A inteligência é um belo presente de Deus. Penso, hoje, em como ela era arguta, veloz, ativa durante minha infância e principalmente na bela juventude.
No primeiro grau, no colégio das freiras, minhas notas eram uma escadinha de dez, dez. E, eu pouco necessitava debruçar-me nos livros. Eu amava tanto ler, saber, descobrir, que tudo fluía como um sereno rio em minha mente. Quando no final do ano, se eu não obtivesse o primeiro lugar, sofria como um cão caído da mudança. O segundo lugar era uma ofensa! Em especial por que, as freiras confeccionavam sempre para o primeiro lugar, lindo presépio de papel colorido, o que era o único sinal de Natal em minha casa, onde nunca houvera uma árvore de Natal ou enfeites natalinos, objetos caros para o pequeno salário do meu querido pai.

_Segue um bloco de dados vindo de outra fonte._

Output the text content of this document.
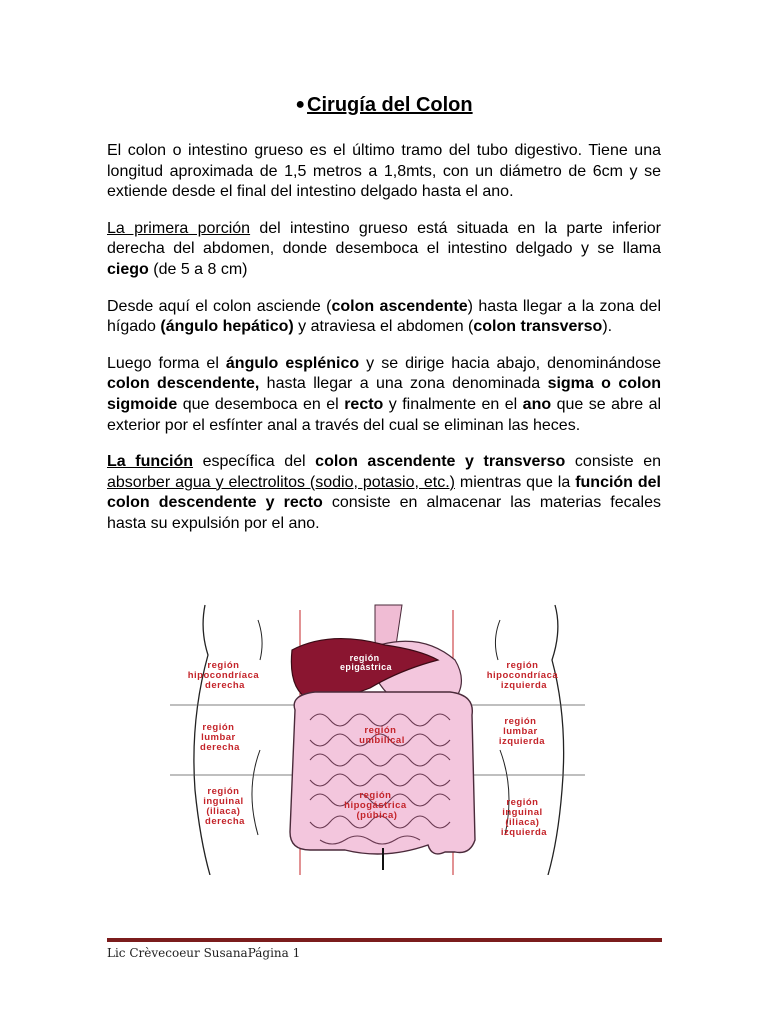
● Cirugía del Colon

El colon o intestino grueso es el último tramo del tubo digestivo. Tiene una longitud aproximada de 1,5 metros a 1,8mts, con un diámetro de 6cm y se extiende desde el final del intestino delgado hasta el ano.

La primera porción del intestino grueso está situada en la parte inferior derecha del abdomen, donde desemboca el intestino delgado y se llama ciego (de 5 a 8 cm)

Desde aquí el colon asciende (colon ascendente) hasta llegar a la zona del hígado (ángulo hepático) y atraviesa el abdomen (colon transverso).

Luego forma el ángulo esplénico y se dirige hacia abajo, denominándose colon descendente, hasta llegar a una zona denominada sigma o colon sigmoide que desemboca en el recto y finalmente en el ano que se abre al exterior por el esfínter anal a través del cual se eliminan las heces.

La función específica del colon ascendente y transverso consiste en absorber agua y electrolitos (sodio, potasio, etc.) mientras que la función del colon descendente y recto consiste en almacenar las materias fecales hasta su expulsión por el ano.

región hipocondríaca derecha
región epigástrica	región hipocondríaca izquierda
región lumbar derecha
región umbilical
región lumbar izquierda
región inguinal (iliaca) derecha
región hipogástrica (púbica)
región inguinal (iliaca) izquierda
Lic Crèvecoeur SusanaPágina 1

Meus cursos em todo o país, na Espanha e Polônia, ainda continham resquícios da antiga ótima inteligência. Meu trabalho de Mestrado, foi considerado pelo Dr. Earle Macarthy, meu orientador, como “brilhante”.
Porém, o brilho extinguiu-se. Não consigo mais compreender nada, de tudo que vejo, ouço, avalio. Sou hoje uma ignorante!! Não compreendo a nulidade em que se transformou o ensino brasileiro, que adestrou mentes que poderiam ser magníficas. Não entendo a publicação de livros absurdos, de peças teatrais de um nível inacreditável. De novelas de extrema indecência.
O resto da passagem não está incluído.